El color y la maquia: leyendo la superficie
Abbati organiza el panel mediante un pequeño número de grandes masas tonales en lugar de mediante incidentes descriptivos. La extensión casi negra de la falda, el fondo pálido de la pared, el neutro cálido del suelo y la madera clara de la silla se disponen como campos de color distintos, con bordes firmes y un modelado interno mínimo. Este es el método de trabajo asociado con la macchia —la mancha o parche de tono uniforme del que los Macchiaioli tomaron su nombre— y trata la superficie del cuadro como una disposición de bloques claros y oscuros cuyos contrastes, más que cualquier acumulación de detalles finos, dan forma a la composición. La pincelada en la pared es suelta y visiblemente trabajada, construida a partir de toques cortos y superpuestos; en la falda se aplana en pasajes más amplios y continuos, de modo que la prenda se percibe primero como una silueta y solo secundariamente como tela.

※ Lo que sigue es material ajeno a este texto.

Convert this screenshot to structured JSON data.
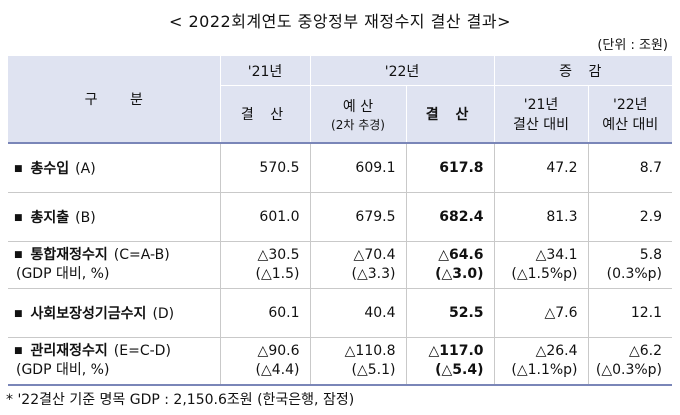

Retrato de una mujer y el círculo Macchiaioli de Giuseppe Abbati
Giuseppe Abbati nació en Nápoles en 1836 y se formó inicialmente en la tradición académica antes de adentrarse en la cultura pictórica más experimental que entonces se gestaba en Florencia. Sirvió en las campañas del Risorgimento y perdió la vista de un ojo en la batalla de Custoza en 1866, fecha que, curiosamente, coincide con el período al que se atribuye este panel. En Florencia, se relacionó con Telemaco Signorini, Giovanni Fattori y el crítico Diego Martelli, y se hizo conocido sobre todo por sus interiores: patios, claustros, portales y habitaciones domésticas, donde estudió el juego de líneas arquitectónicas y la luz rasante. Su carrera terminó prematuramente en 1868, cuando falleció a los treinta y dos años a causa de la rabia contraída por la mordedura de un perro.
El carácter doméstico y sin glamour de Retrato de una mujer se inscribe plenamente en esta preocupación. En lugar de encargar la presencia de la retratada para una función pública o ceremonial, Abbati parece haberla tratado como si fuera una habitación vacía o un patio cerrado: como una ocasión para estructurar el tono, la silueta y la geometría de un interior confinado. El formato de perfil elimina cualquier sugerencia de interpelación psicológica; nada en la postura de la retratada busca la participación del espectador. Lo que queda se asemeja más a una observación privada, casi incidental, de una figura atrapada en su propio entorno que a un retrato en el sentido convencional y representacional del término.
En la Galería de Arte Moderna
La Galleria d'Arte Moderna del Palazzo Pitti alberga una de las principales colecciones públicas de pintura de Macchiaioli, reunida en gran parte a partir de fondos toscanos formados durante y después de la vida de los artistas. En este contexto, un panel de estas modestas dimensiones se integra armoniosamente con los pequeños y minuciosos estudios mediante los cuales Abbati y sus contemporáneos experimentaron con sus ideas sobre el tono y la estructura; obras generalmente destinadas a la circulación privada entre pintores y coleccionistas, más que a exposiciones de gran envergadura. La intimidad del formato, al igual que su ejecución, distingue a este panel como un producto característico de ese entorno.